Module Files and Test Drivers

In the above example we might be tempted to develop the code for both the Name and EmployeeStr in a single C file with a single header file. If the Name ADT/Class were only needed in the context of the EmployeeStr then this would be acceptable (as shown above). Name would effectively be an inner class of Employee. But suppose Name objects were used in other contexts as well. The standard practice in C programming is to break programs up into “object” modules with their corresponding .h file headers. Each ADT/Class gets its own .c and .h files and can be compiled seperately to .o files to be linked into other programs as needed.

In the above example Name would be separated from EmployeeStr into two sets of .c/.h files. The name.h file would be #included into the employeeStr.c file so the latter knows what a Name is and can compile correctly. So far this is not much different from .java files and their corresponding .class files. The diagram below shows the relationships between the two modules name.c/.h and employeeStr.c/.h.

This separate module approach does present a small problem but it is solved almost exactly the way it is done in Java. While it is possible to tell the compiler to compile each individual module down to an object (non-executable) file, it remains to test the code to make sure it runs properly. For that you would write a main() function at the bottom of your module .c file. This function would merely test each and every function in the .c file by instantiating an object (running the constructor and initializer) and then sequentially calling each ADT/Class function (methods) and verifying that they work properly. Once a module has been thoroughly tested the main() function is commented out but left in place in case one needs to do more testing or modify the module later.

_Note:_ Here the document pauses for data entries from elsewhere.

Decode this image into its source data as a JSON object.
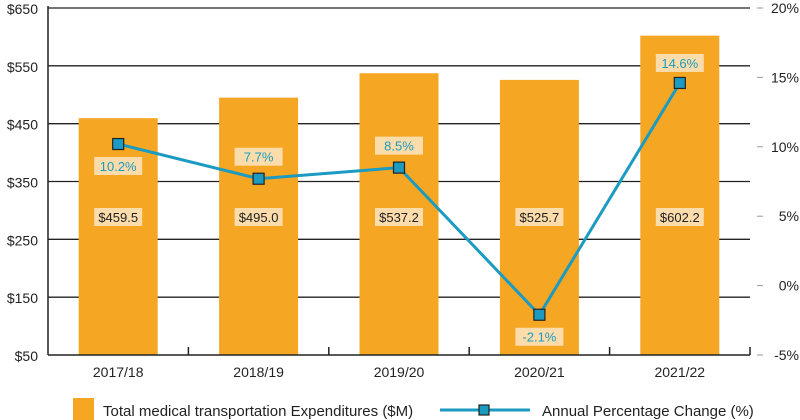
{
  "chart_data": {
    "type": "bar",
    "categories": [
      "2017/18",
      "2018/19",
      "2019/20",
      "2020/21",
      "2021/22"
    ],
    "series": [
      {
        "name": "Total medical transportation Expenditures ($M)",
        "kind": "bar",
        "axis": "left",
        "values": [
          459.5,
          495.0,
          537.2,
          525.7,
          602.2
        ],
        "labels": [
          "$459.5",
          "$495.0",
          "$537.2",
          "$525.7",
          "$602.2"
        ]
      },
      {
        "name": "Annual Percentage Change (%)",
        "kind": "line",
        "axis": "right",
        "values": [
          10.2,
          7.7,
          8.5,
          -2.1,
          14.6
        ],
        "labels": [
          "10.2%",
          "7.7%",
          "8.5%",
          "-2.1%",
          "14.6%"
        ]
      }
    ],
    "ylim": [
      50,
      650
    ],
    "yticks": [
      "$50",
      "$150",
      "$250",
      "$350",
      "$450",
      "$550",
      "$650"
    ],
    "y2lim": [
      -5,
      20
    ],
    "y2ticks": [
      "-5%",
      "0%",
      "5%",
      "10%",
      "15%",
      "20%"
    ],
    "grid": true,
    "legend": "bottom",
    "colors": {
      "bar": "#F5A623",
      "line": "#1B9BC1",
      "label_bg": "#FCDCAA",
      "label_text_pct": "#1B9BC1",
      "label_text_val": "#222222"
    }
  }
}
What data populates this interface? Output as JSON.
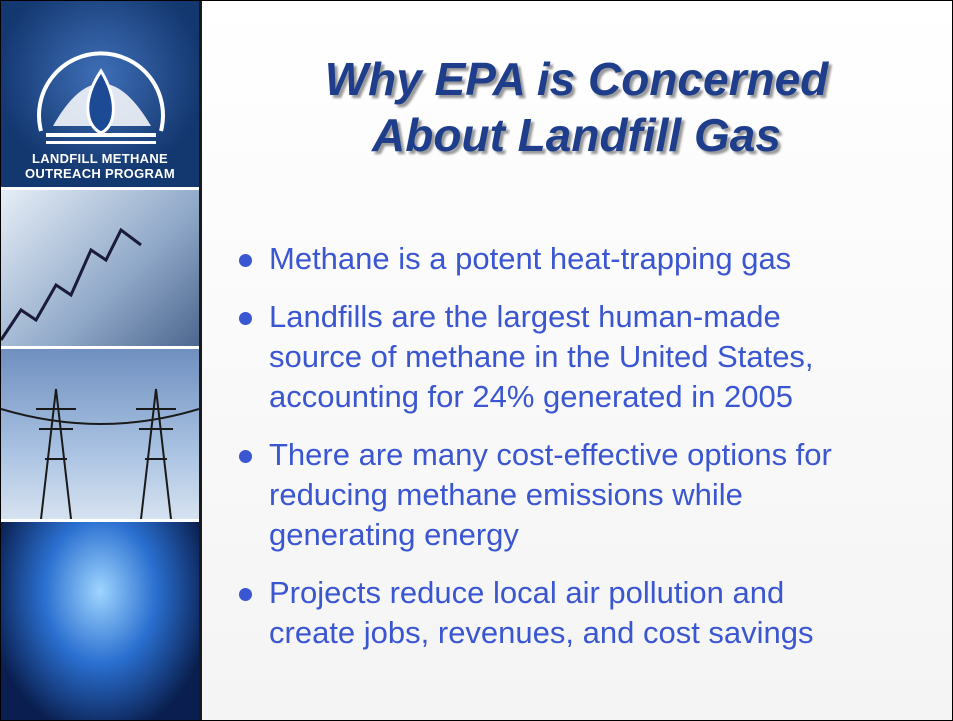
{
  "slide": {
    "title": [
      "Why EPA is Concerned",
      "About Landfill Gas"
    ],
    "logo": [
      "LANDFILL METHANE",
      "OUTREACH PROGRAM"
    ],
    "bullets": [
      [
        "Methane is a potent heat-trapping gas"
      ],
      [
        "Landfills are the largest human-made",
        "source of methane in the United States,",
        "accounting for 24% generated in 2005"
      ],
      [
        "There are many cost-effective options for",
        "reducing methane emissions while",
        "generating energy"
      ],
      [
        "Projects reduce local air pollution and",
        "create jobs, revenues, and cost savings"
      ]
    ]
  }
}
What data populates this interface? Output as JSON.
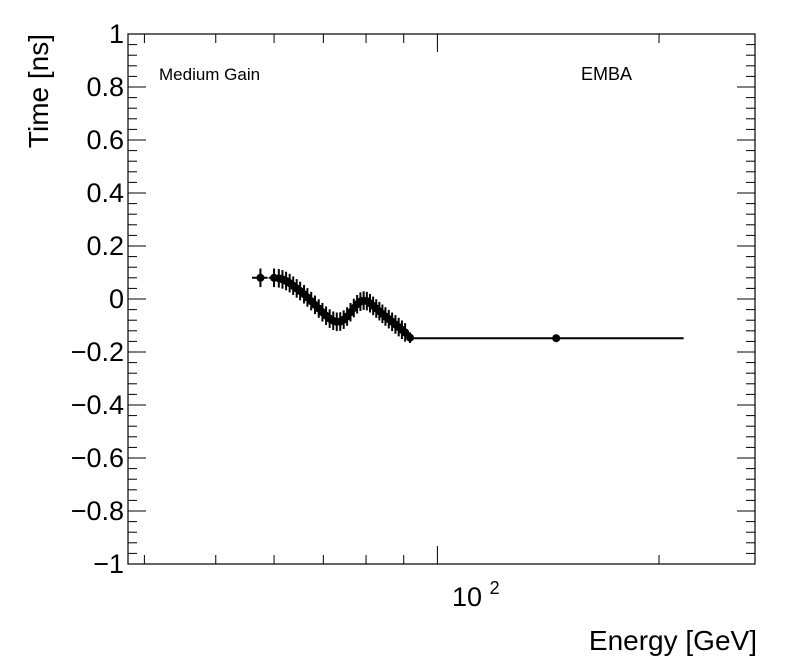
{
  "chart_data": {
    "type": "scatter",
    "title": "",
    "xlabel": "Energy [GeV]",
    "ylabel": "Time [ns]",
    "x_scale": "log",
    "xlim": [
      38,
      270
    ],
    "ylim": [
      -1,
      1
    ],
    "x_major_tick": 100,
    "x_major_label_base": "10",
    "x_major_label_exp": "2",
    "y_ticks": [
      {
        "value": -1.0,
        "label": "−1"
      },
      {
        "value": -0.8,
        "label": "−0.8"
      },
      {
        "value": -0.6,
        "label": "−0.6"
      },
      {
        "value": -0.4,
        "label": "−0.4"
      },
      {
        "value": -0.2,
        "label": "−0.2"
      },
      {
        "value": 0.0,
        "label": "0"
      },
      {
        "value": 0.2,
        "label": "0.2"
      },
      {
        "value": 0.4,
        "label": "0.4"
      },
      {
        "value": 0.6,
        "label": "0.6"
      },
      {
        "value": 0.8,
        "label": "0.8"
      },
      {
        "value": 1.0,
        "label": "1"
      }
    ],
    "annotations": {
      "left": "Medium Gain",
      "right": "EMBA"
    },
    "grid": false,
    "legend": "none",
    "marker_color": "#000000",
    "series": [
      {
        "name": "Medium Gain EMBA",
        "points": [
          {
            "x": 57.5,
            "y": 0.08,
            "yerr": 0.035,
            "xlo": 56.0,
            "xhi": 58.8
          },
          {
            "x": 60.0,
            "y": 0.08,
            "yerr": 0.035,
            "xlo": 59.0,
            "xhi": 60.5
          },
          {
            "x": 60.9,
            "y": 0.078,
            "yerr": 0.035
          },
          {
            "x": 61.6,
            "y": 0.074,
            "yerr": 0.035
          },
          {
            "x": 62.3,
            "y": 0.068,
            "yerr": 0.035
          },
          {
            "x": 63.0,
            "y": 0.06,
            "yerr": 0.035
          },
          {
            "x": 63.7,
            "y": 0.05,
            "yerr": 0.035
          },
          {
            "x": 64.4,
            "y": 0.04,
            "yerr": 0.035
          },
          {
            "x": 65.1,
            "y": 0.03,
            "yerr": 0.035
          },
          {
            "x": 65.9,
            "y": 0.018,
            "yerr": 0.035
          },
          {
            "x": 66.6,
            "y": 0.006,
            "yerr": 0.035
          },
          {
            "x": 67.4,
            "y": -0.008,
            "yerr": 0.035
          },
          {
            "x": 68.2,
            "y": -0.022,
            "yerr": 0.035
          },
          {
            "x": 69.0,
            "y": -0.036,
            "yerr": 0.035
          },
          {
            "x": 69.8,
            "y": -0.05,
            "yerr": 0.035
          },
          {
            "x": 70.6,
            "y": -0.063,
            "yerr": 0.035
          },
          {
            "x": 71.4,
            "y": -0.074,
            "yerr": 0.035
          },
          {
            "x": 72.2,
            "y": -0.082,
            "yerr": 0.035
          },
          {
            "x": 73.0,
            "y": -0.086,
            "yerr": 0.035
          },
          {
            "x": 73.8,
            "y": -0.085,
            "yerr": 0.035
          },
          {
            "x": 74.6,
            "y": -0.078,
            "yerr": 0.035
          },
          {
            "x": 75.4,
            "y": -0.066,
            "yerr": 0.035
          },
          {
            "x": 76.2,
            "y": -0.05,
            "yerr": 0.035
          },
          {
            "x": 77.0,
            "y": -0.034,
            "yerr": 0.035
          },
          {
            "x": 77.8,
            "y": -0.02,
            "yerr": 0.035
          },
          {
            "x": 78.6,
            "y": -0.01,
            "yerr": 0.035
          },
          {
            "x": 79.4,
            "y": -0.006,
            "yerr": 0.035
          },
          {
            "x": 80.2,
            "y": -0.008,
            "yerr": 0.035
          },
          {
            "x": 81.0,
            "y": -0.016,
            "yerr": 0.035
          },
          {
            "x": 81.8,
            "y": -0.026,
            "yerr": 0.035
          },
          {
            "x": 82.6,
            "y": -0.036,
            "yerr": 0.035
          },
          {
            "x": 83.4,
            "y": -0.046,
            "yerr": 0.035
          },
          {
            "x": 84.2,
            "y": -0.056,
            "yerr": 0.035
          },
          {
            "x": 85.0,
            "y": -0.066,
            "yerr": 0.035
          },
          {
            "x": 85.9,
            "y": -0.076,
            "yerr": 0.035
          },
          {
            "x": 86.8,
            "y": -0.086,
            "yerr": 0.035
          },
          {
            "x": 87.7,
            "y": -0.096,
            "yerr": 0.035
          },
          {
            "x": 88.6,
            "y": -0.106,
            "yerr": 0.035
          },
          {
            "x": 89.5,
            "y": -0.116,
            "yerr": 0.035
          },
          {
            "x": 90.4,
            "y": -0.126,
            "yerr": 0.035
          },
          {
            "x": 91.8,
            "y": -0.146,
            "yerr": 0.02
          },
          {
            "x": 145.0,
            "y": -0.148,
            "yerr": 0.0,
            "xlo": 92.5,
            "xhi": 216.0
          }
        ]
      }
    ]
  }
}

In the above example the module employeeStr must also use the Name ADT/Class so it would be able to test everything in the nameStr.c code. Here we have two options possible. The first and simplest option would be to #include name.c along with #include name.h (just below the latter). This works and can be used for small modules like name.c but it is not really recommended. For one thing you have to remember to comment out all #include name.c instances in any source modules that used Name. This is a source of compile time error so is generally avoided. The better approach is to use the command line compiler argument for separate compilation. It would look like this:

$ gcc name.c -c name
$ gcc name.o employeeStr.c -o empTest

Of course you should have commented out the main() function in name.c before doing this. The compiler will produce an object file with a .o extension for the first compile task. Then this object file will be linked into the empTest executable produced by the second line. There are a number of ways to accomplish this multiple compilation but this will get you started. Eventually we will learn about make files, which are the command line equivalent of projects in an IDE.

Footnotes

* This operation includes an iterative operator that is defined by the hardware seperately.